Lembrou um crítico arguto, João Lopes, que passam trinta anos sobre “Cinema Paraíso”, o filme de Giuseppe Tornatore que foi premiado em Cannes e recebeu o Óscar para o melhor filme estrangeiro. Lembra-se? Olhe que viu, de certeza. O filme é um flashback sobre a vida de um miúdo, futuro realizador, na sua aldeia natal, na Sicília, onde descobre a magia da imagem e de onde recebe, já adulto e com carreira reconhecida, uma prenda inesperada e póstuma do seu cúmplice de então, o projetista, que lhe manda uma comovedora montagem das cenas censuradas dos filmes da infância, tudo o que então só podia adivinhar. Neste caso, o cinema homenageia-se contando a história de uma vida e mostrando também, nota Lopes, como o cinema se faz de luz, sombras e composição. É essa iluminação que quero homenagear.

“Cinema Paraíso” não era uma nostalgia, ao contrário de muitas evocações posteriores do cinema por si próprio. Esse será o caso, por exemplo, de “O Artista”, de Michel Hazanavicius, que ganhou o Óscar em 2012, e de “A Invenção de Hugo”, de Martin Scorsese, de 2011. “O Artista” conseguiu a lágrima simpática do júri e não deixa de ser um objeto imaginoso. Lembra-nos um cinema em que ainda não se tratava da vida, mas sim da aventura; queria simplesmente escrever uma fantasia escapista. Para mais, ao usar as técnicas narrativas do cinema mudo (a música, as legendas intercalando as imagens) num filme que joga na ambiguidade, porque alguns dos atores representam em mudo e outros já usam o som, Hazanavicius homenageava a capacidade camaleónica do cinema: aquele novo cinema fazia tudo, da comédia ao musical e do drama à novela de amor.
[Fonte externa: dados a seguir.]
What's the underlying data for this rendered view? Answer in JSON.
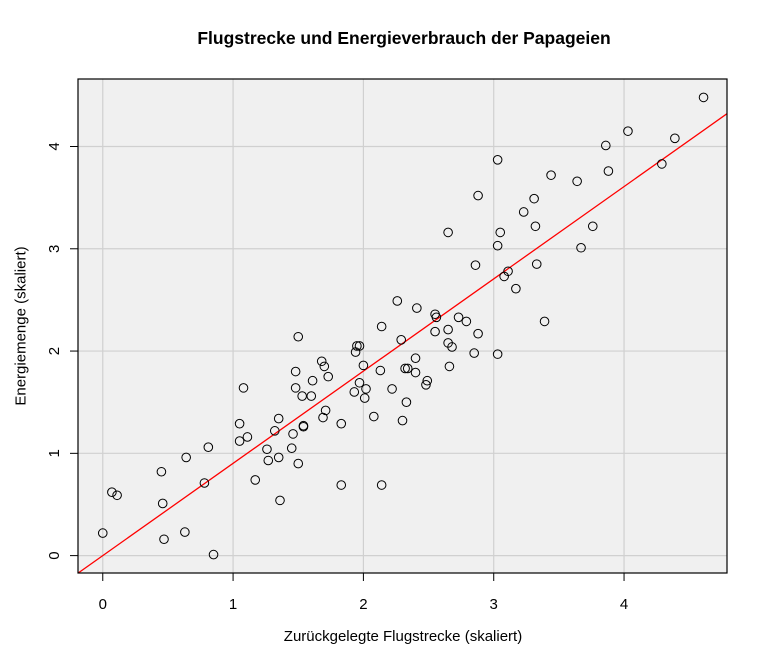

“A Invenção de Hugo”, de Martin Scorsese, é uma homenagem mais assumida, recordando Georges Meliès, um esquecido precursor do cinema moderno, transferido do circo e da prestidigitação para a indústria do cinema. O filme mostra a produção em série de adaptações que levavam a fantasia ao seu píncaro. Meliès era um industrial, logo derrotado pela concorrência e pelos sentimentos de um tempo atravessado pela tristeza de uma guerra mundial, mas que teve a sorte de se cruzar com um órfão engenhoso e implausível — mas não é tudo isto fantasia delirante? — que recupera uma das suas máquinas e que a esconde dentro do labirinto dos relógios de uma estação de caminho de ferro.
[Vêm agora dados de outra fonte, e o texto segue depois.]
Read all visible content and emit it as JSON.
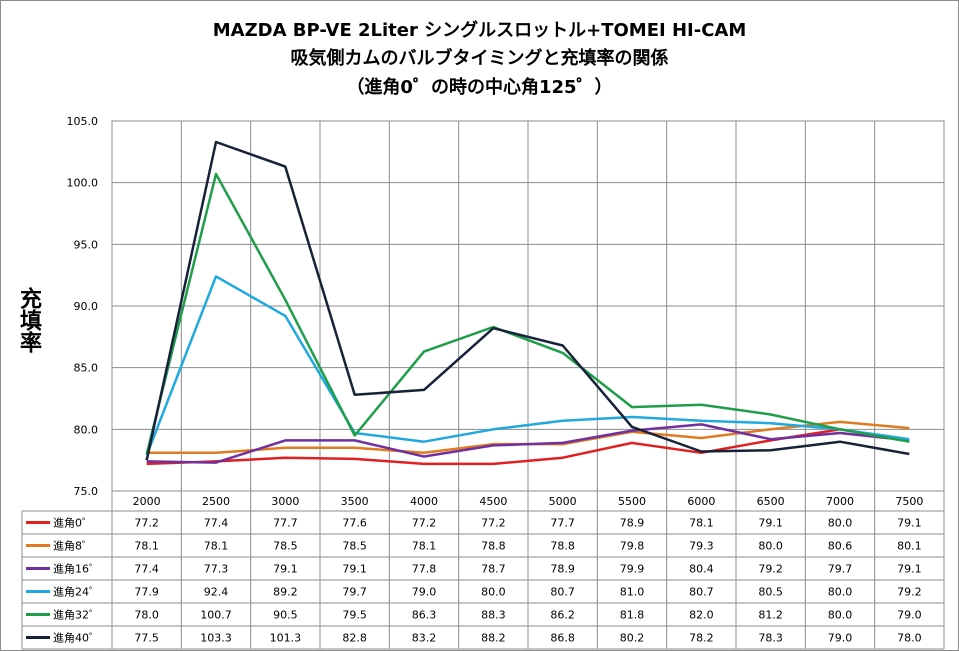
{
  "chart_data": {
    "type": "line",
    "title": [
      "MAZDA BP-VE 2Liter シングルスロットル+TOMEI HI-CAM",
      "吸気側カムのバルブタイミングと充填率の関係",
      "（進角0゜の時の中心角125゜）"
    ],
    "ylabel": "充填率",
    "xlabel": "",
    "ylim": [
      75.0,
      105.0
    ],
    "yticks": [
      "75.0",
      "80.0",
      "85.0",
      "90.0",
      "95.0",
      "100.0",
      "105.0"
    ],
    "grid": true,
    "legend": "data-table",
    "x": [
      "2000",
      "2500",
      "3000",
      "3500",
      "4000",
      "4500",
      "5000",
      "5500",
      "6000",
      "6500",
      "7000",
      "7500"
    ],
    "series": [
      {
        "name": "進角0゜",
        "color": "#e02020",
        "values": [
          77.2,
          77.4,
          77.7,
          77.6,
          77.2,
          77.2,
          77.7,
          78.9,
          78.1,
          79.1,
          80.0,
          79.1
        ]
      },
      {
        "name": "進角8゜",
        "color": "#e07b20",
        "values": [
          78.1,
          78.1,
          78.5,
          78.5,
          78.1,
          78.8,
          78.8,
          79.8,
          79.3,
          80.0,
          80.6,
          80.1
        ]
      },
      {
        "name": "進角16゜",
        "color": "#7030a0",
        "values": [
          77.4,
          77.3,
          79.1,
          79.1,
          77.8,
          78.7,
          78.9,
          79.9,
          80.4,
          79.2,
          79.7,
          79.1
        ]
      },
      {
        "name": "進角24゜",
        "color": "#1fa9e0",
        "values": [
          77.9,
          92.4,
          89.2,
          79.7,
          79.0,
          80.0,
          80.7,
          81.0,
          80.7,
          80.5,
          80.0,
          79.2
        ]
      },
      {
        "name": "進角32゜",
        "color": "#1f9e4a",
        "values": [
          78.0,
          100.7,
          90.5,
          79.5,
          86.3,
          88.3,
          86.2,
          81.8,
          82.0,
          81.2,
          80.0,
          79.0
        ]
      },
      {
        "name": "進角40゜",
        "color": "#17223a",
        "values": [
          77.5,
          103.3,
          101.3,
          82.8,
          83.2,
          88.2,
          86.8,
          80.2,
          78.2,
          78.3,
          79.0,
          78.0
        ]
      }
    ]
  }
}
É, portanto, no meio das máquinas modernas, e o caminho de ferro é o arquétipo do mundo moderno, da sua velocidade, do aço moldado, da energia, que se vai descobrir um vislumbre do passado no cinema e nas suas imagens ingénuas. Scorsese só inclui no filme um relance do outro cinema, o contemporâneo, quando abre a cortina sobre um filme que as duas crianças vão espreitar; mas só espreitam. Os dois mundos — o cinema mudo e o falado, como em Hazanavicius — eram simplesmente uma montagem sobre a azáfama e os encantamentos da estação de caminho de ferro, onde a ação se passava. O cinema mirava-se deste modo como elogio da técnica.

O que “Cinema Paraíso” tinha, e outros não, é essa comovente exigência consigo próprio, porque olhava para este lado do ecrã. No verdadeiro cinema, é a emoção que faz a técnica e não a técnica que faz a emoção. Disso só houve um vislumbre nos últimos Óscares, e só um vislumbre, com Daniel Day-Lewis e com “Chama-me pelo Teu Nome”. Trinta anos depois, o cinema ainda é paraíso em alguns dos seus momentos.